Антология осетинской прозы | страница 36
Томиан так сказала шаферу:
— Назови его, как сам пожелаешь, а мне по душе имя Таймураз.
Шафер передал старшим желание матери. Тогда старшие назвали новорожденного Таймуразом и подняли тост за его здоровье. Гости попировали и разошлись.
Как-то Томиан и Каныкон повстречались у ручья. Каныкон говорит подруге:
— Да падут на меня твои несчастья, скажи, плачет ли у тебя ребенок по ночам?
Томиан отвечала:
— Не плачет, да перейдут ко мне твои болезни. Не ребенок это, а сущий ангел, даже не услышишь, как он спит.
— Да-дай, какая у меня дочь плаксивая! До рассвета не даст глаз сомкнуть.
— Так, может, у тебя нет амулета — образа святого Тутыра?
— Ради бога скажи, о каком амулете ты говоришь?
— А о таком, который кузнец выковывает на третий день праздника святого Тутыра. Встает он еще до рассвета и, воздерживаясь от еды и разговоров, принимается мастерить амулет. У кого есть такой амулет, тому не страшен дурной глаз, да и от злых духов он оберегает.
— О очаг мой, никогда об этом не слышала. Погибнуть бы нашему роду Тагиевых, только и знают, что конину есть!
— Сохранился у меня один такой амулет, дам я его тебе: не о ком-нибудь, о своей будущей невестке пекусь.
— Да поможет нам святой покровитель мужчин и да падут на меня твои болезни! — обрадовалась Каныкон.
Однажды Каныкон собрала женщин аула, угостила их на славу, и дали они имя новорожденной — Азау.
Таймураз и Азау подросли, встали на ноги. Ни на миг не разлучались дети, играли то в доме Боба, то в доме Бибо. Как-то Томиан и Каныкон возвращаются из лесу, видят, Таймураз и Азау спят, обнявшись, во дворе дома Бибо, и тут же, свернувшись клубком, лежит огромная черная змея. Перепугались женщины, заголосили. От криков змея испугалась, скользнула в траву. Дети проснулись и одарили матерей нежными улыбками. Томиан и Каныкон никому не рассказали о черной змее, но после этого случая в душе их зародилось тяжелое предчувствие.
Шло время, дни бежали за днями. Таймураз и Азау стали взрослыми, вытянулись, точно стройные молодые деревца. Юноша и девушка сдружились так, что друг без друга жить не могли. Вот уже по двадцать лет им минуло, а Бибо и Боба все еще не торопились со свадьбой.

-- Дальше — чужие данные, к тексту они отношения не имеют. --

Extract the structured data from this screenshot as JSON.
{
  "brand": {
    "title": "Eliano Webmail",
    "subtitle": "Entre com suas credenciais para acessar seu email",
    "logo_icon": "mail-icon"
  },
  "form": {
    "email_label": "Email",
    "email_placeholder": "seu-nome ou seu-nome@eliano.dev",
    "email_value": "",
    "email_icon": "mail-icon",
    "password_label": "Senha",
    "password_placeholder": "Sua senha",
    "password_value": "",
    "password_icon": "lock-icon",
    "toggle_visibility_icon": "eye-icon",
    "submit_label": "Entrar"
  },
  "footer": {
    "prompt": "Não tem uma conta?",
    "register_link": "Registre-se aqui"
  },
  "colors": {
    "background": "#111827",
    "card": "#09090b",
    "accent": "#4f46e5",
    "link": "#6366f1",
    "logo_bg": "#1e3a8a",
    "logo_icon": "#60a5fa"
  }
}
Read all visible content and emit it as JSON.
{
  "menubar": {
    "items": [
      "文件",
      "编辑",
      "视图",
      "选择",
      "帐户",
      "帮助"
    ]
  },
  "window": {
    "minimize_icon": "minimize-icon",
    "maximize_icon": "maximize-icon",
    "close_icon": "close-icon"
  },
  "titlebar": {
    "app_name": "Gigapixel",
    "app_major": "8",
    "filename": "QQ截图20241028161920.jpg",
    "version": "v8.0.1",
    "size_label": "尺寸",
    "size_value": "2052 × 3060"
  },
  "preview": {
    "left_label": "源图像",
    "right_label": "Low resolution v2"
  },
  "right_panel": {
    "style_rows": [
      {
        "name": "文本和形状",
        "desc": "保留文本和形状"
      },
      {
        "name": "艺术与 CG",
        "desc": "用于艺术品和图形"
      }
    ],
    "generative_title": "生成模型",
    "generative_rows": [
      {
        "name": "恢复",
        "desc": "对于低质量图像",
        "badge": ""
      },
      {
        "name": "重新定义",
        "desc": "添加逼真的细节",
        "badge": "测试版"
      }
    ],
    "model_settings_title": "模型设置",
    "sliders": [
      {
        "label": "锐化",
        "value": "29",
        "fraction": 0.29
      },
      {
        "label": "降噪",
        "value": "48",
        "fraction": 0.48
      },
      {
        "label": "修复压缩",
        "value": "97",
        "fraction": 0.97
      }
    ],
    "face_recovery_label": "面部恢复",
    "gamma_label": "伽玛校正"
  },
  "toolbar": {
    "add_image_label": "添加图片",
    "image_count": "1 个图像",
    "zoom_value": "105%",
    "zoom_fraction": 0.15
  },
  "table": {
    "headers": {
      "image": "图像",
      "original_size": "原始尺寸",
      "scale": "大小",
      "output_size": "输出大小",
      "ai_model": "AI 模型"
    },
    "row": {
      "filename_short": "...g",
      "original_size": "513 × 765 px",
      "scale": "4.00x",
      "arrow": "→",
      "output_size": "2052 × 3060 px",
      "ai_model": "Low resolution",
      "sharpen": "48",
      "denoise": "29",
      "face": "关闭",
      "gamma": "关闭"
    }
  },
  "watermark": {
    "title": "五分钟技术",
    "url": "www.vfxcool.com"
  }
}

Как-то весной Бибо погнал свои стада на горные пастбища. Нашел в ложбине зеленый луг и стал пасти скот. Прошел праздник Атынаг, приближался Кахцганан, и вдруг посреди весны повалил снег. За ночь снегу выпало с человеческий рост. Понеслась снежная лавина с высокой горы, погребла под собой Бибо и его скот. На следующий день люди прибежали к стоянке Бибо — ни пастуха, ни стада, только вороны кружат над узким ущельем.